L'argument du nouveau mémo OLC est encore plus frivole ( archivé) que le raisonnement tortueux de l'ancien :
L'avis, qui fait près de 50 pages, soutient également que les États-Unis sont dans un "conflit armé non international" mené sous les autorités de l'article II du président, un élément essentiel de l'analyse selon laquelle les frappes sont autorisées en vertu du droit interne.L'argument du conflit armé, qui a également été avancé par l'administration dans un avis au Congrès le mois dernier, est étoffé par l'OLC. L'avis indique également que les cartels de la drogue vendent de la drogue pour financer une campagne de violence et d'extorsion, selon quatre personnes.
Cette affirmation, qui va à l'encontre de la sagesse conventionnelle selon laquelle les trafiquants utilisent la violence pour protéger leur commerce de la drogue, semble faire partie des efforts visant à intégrer la lutte contre les cartels dans un cadre de droit de la guerre, ont déclaré des analystes.
Le véritable but des cartels de la drogue est évidemment de gagner de l'argent. Il n'y a aucune preuve qu'un cartel de la drogue fasse ce genre d'affaires parce qu'il veut créer de la violence.
En présentant la campagne militaire comme une guerre, l'administration est en mesure de faire valoir que les lois sur le meurtre ne s'appliquent pas, a déclaré Sarah Harrison, analyste senior à l'International Crisis Group et ancienne avocate du Pentagone. "Si les États-Unis sont en guerre, il serait alors légal d'utiliser la force létale en premier recours", a-t-elle déclaré.
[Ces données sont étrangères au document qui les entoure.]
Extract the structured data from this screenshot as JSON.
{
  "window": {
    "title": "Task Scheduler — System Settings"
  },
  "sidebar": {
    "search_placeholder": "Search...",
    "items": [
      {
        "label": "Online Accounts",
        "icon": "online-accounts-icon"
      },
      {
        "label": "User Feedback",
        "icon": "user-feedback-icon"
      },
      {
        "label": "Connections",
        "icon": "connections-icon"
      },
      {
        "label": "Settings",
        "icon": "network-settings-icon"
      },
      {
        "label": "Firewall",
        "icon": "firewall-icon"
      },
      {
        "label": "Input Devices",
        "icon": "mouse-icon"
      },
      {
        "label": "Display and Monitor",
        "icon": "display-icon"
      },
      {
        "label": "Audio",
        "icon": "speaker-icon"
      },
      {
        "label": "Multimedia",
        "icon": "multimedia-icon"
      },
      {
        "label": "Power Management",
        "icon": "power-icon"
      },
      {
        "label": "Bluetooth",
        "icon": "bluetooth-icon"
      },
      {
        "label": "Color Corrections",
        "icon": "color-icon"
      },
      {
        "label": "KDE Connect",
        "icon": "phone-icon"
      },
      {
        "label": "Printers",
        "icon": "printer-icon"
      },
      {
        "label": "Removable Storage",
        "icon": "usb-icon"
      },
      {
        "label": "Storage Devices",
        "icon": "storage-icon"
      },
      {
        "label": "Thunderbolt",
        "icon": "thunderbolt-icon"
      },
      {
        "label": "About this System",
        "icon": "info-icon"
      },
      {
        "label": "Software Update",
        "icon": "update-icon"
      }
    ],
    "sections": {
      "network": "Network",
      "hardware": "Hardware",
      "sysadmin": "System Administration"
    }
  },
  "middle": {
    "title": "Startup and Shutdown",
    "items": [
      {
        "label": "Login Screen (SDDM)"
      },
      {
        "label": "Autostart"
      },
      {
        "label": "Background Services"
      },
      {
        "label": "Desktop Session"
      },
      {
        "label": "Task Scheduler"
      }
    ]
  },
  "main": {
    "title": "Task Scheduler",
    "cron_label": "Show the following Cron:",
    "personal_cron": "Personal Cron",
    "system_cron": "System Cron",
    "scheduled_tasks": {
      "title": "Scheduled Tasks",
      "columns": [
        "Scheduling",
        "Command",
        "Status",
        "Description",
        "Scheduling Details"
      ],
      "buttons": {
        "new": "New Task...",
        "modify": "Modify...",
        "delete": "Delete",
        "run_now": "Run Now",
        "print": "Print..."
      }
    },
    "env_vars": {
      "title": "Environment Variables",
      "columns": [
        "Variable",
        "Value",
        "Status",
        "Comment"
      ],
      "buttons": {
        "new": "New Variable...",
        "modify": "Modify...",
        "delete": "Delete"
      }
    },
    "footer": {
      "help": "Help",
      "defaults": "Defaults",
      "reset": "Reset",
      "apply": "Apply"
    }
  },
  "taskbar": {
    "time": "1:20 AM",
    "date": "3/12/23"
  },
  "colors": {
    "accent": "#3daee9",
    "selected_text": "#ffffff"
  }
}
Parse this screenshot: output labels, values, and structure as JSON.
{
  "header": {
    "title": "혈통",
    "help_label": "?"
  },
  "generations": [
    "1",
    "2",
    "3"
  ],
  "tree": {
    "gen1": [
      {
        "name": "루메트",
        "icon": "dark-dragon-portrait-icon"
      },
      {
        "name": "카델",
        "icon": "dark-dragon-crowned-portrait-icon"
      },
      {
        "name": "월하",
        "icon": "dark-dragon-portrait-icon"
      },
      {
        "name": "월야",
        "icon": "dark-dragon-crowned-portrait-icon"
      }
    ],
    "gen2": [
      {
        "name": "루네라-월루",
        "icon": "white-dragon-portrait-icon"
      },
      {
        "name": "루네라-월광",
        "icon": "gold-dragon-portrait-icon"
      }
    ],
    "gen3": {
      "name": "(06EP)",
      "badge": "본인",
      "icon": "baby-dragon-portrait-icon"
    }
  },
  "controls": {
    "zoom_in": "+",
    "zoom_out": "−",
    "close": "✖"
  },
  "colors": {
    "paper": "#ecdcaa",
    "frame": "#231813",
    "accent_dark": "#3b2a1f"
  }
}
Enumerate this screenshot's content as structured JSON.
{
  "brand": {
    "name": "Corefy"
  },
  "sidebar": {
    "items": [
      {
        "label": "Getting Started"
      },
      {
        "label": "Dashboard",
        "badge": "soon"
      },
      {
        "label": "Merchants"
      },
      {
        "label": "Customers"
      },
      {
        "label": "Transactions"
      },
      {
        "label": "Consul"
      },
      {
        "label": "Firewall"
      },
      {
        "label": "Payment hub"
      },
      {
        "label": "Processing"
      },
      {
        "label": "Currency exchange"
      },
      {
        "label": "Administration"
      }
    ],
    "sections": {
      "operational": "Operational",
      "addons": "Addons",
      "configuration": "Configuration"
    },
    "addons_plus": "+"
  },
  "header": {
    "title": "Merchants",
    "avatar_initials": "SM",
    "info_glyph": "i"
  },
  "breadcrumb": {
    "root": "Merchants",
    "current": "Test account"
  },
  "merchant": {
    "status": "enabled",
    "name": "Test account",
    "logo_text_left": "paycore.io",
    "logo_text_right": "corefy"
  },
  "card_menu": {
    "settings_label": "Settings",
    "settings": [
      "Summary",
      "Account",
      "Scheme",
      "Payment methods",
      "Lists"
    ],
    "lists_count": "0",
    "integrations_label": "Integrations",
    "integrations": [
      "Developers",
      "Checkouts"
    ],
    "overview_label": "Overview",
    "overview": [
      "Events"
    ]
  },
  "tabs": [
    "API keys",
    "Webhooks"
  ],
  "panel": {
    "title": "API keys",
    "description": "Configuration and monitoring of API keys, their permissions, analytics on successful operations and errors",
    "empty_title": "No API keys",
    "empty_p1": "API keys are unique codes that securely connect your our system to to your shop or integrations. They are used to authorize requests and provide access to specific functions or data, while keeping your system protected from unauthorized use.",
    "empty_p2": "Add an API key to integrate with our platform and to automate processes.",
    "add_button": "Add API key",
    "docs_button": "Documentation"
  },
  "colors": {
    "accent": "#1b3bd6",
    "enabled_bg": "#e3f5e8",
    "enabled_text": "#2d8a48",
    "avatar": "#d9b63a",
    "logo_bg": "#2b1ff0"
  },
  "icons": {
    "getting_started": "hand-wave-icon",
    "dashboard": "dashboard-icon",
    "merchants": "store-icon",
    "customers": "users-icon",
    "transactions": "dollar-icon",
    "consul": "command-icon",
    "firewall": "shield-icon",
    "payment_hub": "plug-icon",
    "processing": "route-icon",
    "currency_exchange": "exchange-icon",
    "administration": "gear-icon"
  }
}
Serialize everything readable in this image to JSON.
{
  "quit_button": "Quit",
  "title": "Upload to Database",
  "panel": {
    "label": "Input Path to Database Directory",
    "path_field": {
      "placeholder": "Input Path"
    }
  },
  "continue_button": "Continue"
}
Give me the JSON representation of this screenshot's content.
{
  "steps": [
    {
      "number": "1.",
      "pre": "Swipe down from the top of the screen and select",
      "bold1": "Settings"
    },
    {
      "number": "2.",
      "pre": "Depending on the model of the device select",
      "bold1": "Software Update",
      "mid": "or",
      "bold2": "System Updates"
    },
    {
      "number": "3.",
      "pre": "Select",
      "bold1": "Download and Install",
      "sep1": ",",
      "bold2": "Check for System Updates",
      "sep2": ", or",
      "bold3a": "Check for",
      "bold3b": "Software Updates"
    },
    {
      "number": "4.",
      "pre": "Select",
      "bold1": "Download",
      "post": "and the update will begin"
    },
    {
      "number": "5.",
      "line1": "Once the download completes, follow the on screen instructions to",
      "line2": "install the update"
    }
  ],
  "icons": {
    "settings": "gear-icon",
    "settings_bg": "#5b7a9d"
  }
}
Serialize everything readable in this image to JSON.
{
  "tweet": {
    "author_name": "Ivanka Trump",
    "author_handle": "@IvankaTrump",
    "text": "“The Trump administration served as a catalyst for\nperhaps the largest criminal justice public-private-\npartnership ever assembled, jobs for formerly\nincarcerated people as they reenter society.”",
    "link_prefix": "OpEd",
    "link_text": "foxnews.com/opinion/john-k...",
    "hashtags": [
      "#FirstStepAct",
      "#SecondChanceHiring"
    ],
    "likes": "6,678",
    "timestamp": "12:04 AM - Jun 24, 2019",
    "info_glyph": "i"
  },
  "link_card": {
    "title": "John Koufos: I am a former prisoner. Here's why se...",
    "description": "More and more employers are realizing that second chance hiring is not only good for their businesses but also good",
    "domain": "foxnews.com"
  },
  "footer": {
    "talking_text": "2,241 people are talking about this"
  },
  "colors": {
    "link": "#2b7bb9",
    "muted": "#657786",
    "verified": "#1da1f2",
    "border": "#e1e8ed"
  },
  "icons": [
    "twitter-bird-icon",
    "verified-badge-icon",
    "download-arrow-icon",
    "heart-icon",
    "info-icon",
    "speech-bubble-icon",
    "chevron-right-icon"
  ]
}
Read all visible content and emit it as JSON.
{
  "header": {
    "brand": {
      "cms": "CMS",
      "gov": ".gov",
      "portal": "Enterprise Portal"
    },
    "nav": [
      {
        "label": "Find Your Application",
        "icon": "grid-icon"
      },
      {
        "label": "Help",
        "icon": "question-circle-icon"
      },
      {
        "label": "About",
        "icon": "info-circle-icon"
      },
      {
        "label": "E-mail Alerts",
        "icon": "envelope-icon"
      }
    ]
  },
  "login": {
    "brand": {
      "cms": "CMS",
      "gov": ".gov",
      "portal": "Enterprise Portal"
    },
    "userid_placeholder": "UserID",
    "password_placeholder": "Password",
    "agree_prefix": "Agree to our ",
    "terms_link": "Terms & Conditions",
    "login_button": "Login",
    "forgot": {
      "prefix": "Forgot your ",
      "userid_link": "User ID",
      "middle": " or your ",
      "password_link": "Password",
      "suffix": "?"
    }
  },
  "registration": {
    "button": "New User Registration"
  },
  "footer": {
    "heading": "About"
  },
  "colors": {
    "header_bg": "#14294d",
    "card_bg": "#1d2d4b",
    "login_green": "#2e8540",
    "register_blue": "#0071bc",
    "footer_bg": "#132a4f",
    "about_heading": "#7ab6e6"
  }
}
Le président, a-t-elle soutenu, "invente une guerre pour pouvoir contourner les restrictions sur la force meurtrière en temps de paix, comme les lois sur le meurtre."
Il n'y a personne au niveau international qui acceptera un argument aussi stupide comme justification pour faire exploser des bateaux pris au hasard.
Des responsables de l'ONU ont condamné de telles frappes :
Volker Türk, le Haut-Commissaire des Nations Unies aux droits de l'Homme, a appelé à une enquête sur les frappes, dans ce qui semblait marquer la première condamnation de ce type de la part d'une organisation des Nations Unies....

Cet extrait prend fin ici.